A feeling of helplessness washed over me as I thought about the magnitude of the trash in our oceans. We’ve been hearing for years about the “Great Pacific Garbage Patch” more than twice the size of Texas. Luckily, public awareness of plastic ocean pollution is increasing. Yet it seems that every week there is a news story about the detrimental impacts of ocean plastic pollution on marine life. The laws haven’t kept up with the extent of the issue. Coastal communities in California have historically been the first to ban plastic bags, straws and other single-use plastics, and these laws have significantly helped curb the amount of trash washing up on our coasts. But we need a comprehensive, statewide action to truly reduce the amount of ocean plastic and save thousands of sea animals from entanglement or death.

Luckily I’m not the only one thinking this. Senate Bill 54 would require 75% of single-use plastics produced in the state to be recyclable or compostable by 2030. After 2030, 100% of our single-use packaging produced in the state must be recyclable or compostable. Comprehensive legislation to curb the production single-use plastics is pivotal for California to do our part in reducing the amount of plastic that entangles, chokes and kills marine life.

We’ve become societally dependent on the cheap convenience of single-use plastics at the expense of marine life and human health. Our reckless disregard for the health of the natural environment is compounding, and we are rapidly approaching the limits of damage our ecosystem can handle before hitting extinction thresholds and detrimental human health effects. It is well-known by now that plastic in the ocean never fully biodegrades; it simply breaks down into smaller and smaller particles called microplastics that slowly release toxic chemicals, eventually making their way into the irrigation water used on crops and thus completely infiltrating the biosphere with microplastics. These chemicals are known to cause increased risk of cancer, birth defects and developmental disorders in children.
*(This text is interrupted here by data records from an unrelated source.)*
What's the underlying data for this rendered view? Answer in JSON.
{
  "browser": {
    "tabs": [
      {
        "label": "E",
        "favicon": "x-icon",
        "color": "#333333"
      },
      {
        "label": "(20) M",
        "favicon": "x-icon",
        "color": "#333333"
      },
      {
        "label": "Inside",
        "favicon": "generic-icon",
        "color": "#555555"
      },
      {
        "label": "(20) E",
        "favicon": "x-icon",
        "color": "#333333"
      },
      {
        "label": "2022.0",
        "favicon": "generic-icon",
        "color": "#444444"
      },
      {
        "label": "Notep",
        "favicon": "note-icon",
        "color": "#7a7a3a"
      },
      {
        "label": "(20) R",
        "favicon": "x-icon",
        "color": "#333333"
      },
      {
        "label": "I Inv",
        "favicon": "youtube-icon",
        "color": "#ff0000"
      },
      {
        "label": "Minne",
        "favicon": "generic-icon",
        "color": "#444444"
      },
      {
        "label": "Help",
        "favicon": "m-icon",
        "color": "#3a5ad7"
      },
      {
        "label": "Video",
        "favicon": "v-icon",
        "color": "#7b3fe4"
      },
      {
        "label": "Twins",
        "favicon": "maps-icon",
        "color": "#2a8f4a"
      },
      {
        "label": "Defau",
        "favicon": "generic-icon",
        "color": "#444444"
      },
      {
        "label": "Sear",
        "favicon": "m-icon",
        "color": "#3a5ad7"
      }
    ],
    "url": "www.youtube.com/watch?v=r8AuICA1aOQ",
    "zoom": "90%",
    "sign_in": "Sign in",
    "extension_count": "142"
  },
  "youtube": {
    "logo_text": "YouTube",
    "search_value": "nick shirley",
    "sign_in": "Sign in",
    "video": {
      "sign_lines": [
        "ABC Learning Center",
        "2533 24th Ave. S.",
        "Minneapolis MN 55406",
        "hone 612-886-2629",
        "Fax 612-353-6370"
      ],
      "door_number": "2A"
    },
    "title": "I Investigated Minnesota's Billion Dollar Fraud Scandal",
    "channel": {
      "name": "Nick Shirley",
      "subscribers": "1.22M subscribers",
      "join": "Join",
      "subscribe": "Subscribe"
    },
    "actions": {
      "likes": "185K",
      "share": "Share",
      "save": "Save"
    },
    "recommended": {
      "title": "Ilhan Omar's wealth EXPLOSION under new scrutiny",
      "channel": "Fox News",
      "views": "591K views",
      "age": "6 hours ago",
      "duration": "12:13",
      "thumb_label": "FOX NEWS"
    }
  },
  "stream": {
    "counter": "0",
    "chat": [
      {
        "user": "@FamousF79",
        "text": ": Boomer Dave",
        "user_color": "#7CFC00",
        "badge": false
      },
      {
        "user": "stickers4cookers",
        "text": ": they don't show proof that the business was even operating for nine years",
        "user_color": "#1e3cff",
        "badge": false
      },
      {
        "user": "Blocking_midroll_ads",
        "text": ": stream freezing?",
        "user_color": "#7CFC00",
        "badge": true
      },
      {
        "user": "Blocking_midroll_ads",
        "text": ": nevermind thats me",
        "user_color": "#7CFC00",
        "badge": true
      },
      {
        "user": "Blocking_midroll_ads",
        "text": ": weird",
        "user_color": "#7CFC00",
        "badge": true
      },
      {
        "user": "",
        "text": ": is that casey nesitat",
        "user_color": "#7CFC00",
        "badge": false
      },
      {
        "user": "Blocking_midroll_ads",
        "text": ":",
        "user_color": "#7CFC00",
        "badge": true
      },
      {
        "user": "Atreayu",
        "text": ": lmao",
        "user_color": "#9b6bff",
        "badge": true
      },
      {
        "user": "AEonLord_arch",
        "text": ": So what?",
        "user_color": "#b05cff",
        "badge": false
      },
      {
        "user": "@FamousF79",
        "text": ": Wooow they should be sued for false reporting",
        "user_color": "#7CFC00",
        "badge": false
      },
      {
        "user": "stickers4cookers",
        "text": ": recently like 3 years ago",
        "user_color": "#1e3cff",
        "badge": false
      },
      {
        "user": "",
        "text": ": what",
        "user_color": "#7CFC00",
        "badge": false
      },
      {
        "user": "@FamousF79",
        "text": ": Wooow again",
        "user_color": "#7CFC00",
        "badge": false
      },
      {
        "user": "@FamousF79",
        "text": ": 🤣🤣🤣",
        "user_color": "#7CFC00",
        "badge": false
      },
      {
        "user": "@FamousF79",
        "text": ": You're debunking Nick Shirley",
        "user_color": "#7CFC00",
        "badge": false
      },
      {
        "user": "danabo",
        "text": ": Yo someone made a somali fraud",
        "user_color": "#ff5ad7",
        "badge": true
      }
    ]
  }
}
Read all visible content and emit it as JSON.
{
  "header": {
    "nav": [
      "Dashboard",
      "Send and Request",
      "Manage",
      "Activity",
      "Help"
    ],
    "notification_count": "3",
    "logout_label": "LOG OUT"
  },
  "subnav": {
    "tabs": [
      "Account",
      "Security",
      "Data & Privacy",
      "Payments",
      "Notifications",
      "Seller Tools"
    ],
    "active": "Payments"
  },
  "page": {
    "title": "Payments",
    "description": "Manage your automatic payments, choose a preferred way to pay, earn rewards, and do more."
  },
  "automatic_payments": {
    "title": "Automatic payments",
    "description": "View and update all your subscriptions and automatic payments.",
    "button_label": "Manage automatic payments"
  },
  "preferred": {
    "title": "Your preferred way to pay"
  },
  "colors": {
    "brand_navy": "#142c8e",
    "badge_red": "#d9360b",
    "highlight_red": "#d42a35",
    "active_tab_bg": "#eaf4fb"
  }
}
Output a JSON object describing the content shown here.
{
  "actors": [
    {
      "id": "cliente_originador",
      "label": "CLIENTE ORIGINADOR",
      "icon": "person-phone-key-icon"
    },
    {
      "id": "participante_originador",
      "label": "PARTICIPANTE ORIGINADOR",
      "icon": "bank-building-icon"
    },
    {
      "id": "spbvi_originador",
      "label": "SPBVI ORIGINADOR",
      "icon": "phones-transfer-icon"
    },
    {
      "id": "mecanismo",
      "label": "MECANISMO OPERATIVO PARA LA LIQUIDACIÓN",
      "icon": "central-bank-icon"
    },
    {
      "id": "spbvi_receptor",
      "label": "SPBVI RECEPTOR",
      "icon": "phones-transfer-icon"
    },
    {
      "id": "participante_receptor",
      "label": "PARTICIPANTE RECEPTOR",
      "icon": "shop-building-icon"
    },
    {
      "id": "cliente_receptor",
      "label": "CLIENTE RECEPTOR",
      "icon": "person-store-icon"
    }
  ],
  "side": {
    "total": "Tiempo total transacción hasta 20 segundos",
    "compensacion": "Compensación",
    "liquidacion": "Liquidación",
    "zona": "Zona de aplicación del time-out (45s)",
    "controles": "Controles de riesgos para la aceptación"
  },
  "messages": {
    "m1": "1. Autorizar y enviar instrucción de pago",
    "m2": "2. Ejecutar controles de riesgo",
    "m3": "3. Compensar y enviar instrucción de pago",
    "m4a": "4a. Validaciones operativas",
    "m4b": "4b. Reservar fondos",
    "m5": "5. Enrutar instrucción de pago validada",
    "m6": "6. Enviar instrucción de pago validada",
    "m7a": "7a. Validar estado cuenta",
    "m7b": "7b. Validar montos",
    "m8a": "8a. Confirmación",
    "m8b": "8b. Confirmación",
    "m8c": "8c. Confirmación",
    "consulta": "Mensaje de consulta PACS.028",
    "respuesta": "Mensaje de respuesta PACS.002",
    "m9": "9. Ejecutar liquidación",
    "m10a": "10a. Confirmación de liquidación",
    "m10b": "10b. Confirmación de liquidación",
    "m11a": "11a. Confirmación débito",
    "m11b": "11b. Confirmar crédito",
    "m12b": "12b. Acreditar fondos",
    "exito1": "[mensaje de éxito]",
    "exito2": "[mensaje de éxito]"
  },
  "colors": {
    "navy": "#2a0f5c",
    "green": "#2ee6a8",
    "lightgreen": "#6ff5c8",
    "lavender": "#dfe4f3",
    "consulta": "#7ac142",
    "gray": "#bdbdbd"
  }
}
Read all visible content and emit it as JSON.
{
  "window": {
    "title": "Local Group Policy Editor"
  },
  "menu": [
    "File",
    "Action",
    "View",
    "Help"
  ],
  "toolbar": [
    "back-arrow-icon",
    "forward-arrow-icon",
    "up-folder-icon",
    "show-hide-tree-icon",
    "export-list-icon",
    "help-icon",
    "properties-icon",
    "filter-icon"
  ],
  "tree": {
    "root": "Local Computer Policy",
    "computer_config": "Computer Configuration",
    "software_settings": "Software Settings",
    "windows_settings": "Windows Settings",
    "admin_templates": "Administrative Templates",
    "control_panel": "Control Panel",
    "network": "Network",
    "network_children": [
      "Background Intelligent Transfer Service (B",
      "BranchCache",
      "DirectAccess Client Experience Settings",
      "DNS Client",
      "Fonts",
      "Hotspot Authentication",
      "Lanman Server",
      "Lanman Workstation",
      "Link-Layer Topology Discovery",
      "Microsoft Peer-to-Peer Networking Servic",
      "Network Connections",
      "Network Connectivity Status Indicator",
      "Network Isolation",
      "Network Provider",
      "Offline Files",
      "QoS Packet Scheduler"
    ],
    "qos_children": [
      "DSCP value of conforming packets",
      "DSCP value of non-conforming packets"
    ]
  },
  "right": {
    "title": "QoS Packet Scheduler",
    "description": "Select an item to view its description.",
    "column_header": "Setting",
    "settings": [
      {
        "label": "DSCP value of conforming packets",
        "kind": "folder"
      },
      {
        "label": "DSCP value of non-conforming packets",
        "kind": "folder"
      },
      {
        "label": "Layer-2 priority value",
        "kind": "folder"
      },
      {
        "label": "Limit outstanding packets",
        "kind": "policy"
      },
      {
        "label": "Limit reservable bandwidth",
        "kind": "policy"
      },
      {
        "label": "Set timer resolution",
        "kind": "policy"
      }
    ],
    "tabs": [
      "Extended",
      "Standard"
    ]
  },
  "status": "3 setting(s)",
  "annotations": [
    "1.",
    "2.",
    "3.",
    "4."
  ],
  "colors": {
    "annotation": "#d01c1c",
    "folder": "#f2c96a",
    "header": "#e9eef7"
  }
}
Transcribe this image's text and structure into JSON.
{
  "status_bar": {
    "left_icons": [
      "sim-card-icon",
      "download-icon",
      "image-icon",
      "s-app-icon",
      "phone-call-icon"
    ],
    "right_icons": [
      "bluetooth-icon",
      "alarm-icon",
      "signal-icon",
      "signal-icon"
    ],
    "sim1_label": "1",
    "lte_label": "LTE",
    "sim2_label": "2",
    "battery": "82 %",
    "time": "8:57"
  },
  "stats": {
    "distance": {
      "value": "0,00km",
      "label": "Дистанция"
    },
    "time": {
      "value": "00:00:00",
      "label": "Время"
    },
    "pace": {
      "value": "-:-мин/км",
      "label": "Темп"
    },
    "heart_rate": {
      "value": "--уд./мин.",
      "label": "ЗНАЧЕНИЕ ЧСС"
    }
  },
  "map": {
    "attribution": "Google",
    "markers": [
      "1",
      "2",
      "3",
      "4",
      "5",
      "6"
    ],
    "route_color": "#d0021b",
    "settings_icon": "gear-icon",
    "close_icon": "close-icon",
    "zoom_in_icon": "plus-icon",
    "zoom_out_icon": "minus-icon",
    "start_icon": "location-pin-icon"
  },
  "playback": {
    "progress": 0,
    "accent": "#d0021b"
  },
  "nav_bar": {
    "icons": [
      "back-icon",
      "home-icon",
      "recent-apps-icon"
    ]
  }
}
California has a history of leading the nation with innovative, ambitious environmental policy and setting precedents previously considered unrealistic. Regulations such as the plastic bag ban (SB 270 of 2014) have been in place for years along with the recent straws-upon-request law (Assembly Bill 1884 of 2018). When these bills passed, it proved that Californians are willing and able to sacrifice the temporary convenience of single-use plastic in order to reduce the amount of plastic pollution choking marine life and tarnishing our iconic coastlines. It’s time for California to once again pave the way for holding plastic producers responsible and for all of us to end our contributions to an issue of already-disastrous scale.

Written by: Marina Franceschi

The writer is an intern with Environment California, an environmental advocacy group in Sacramento.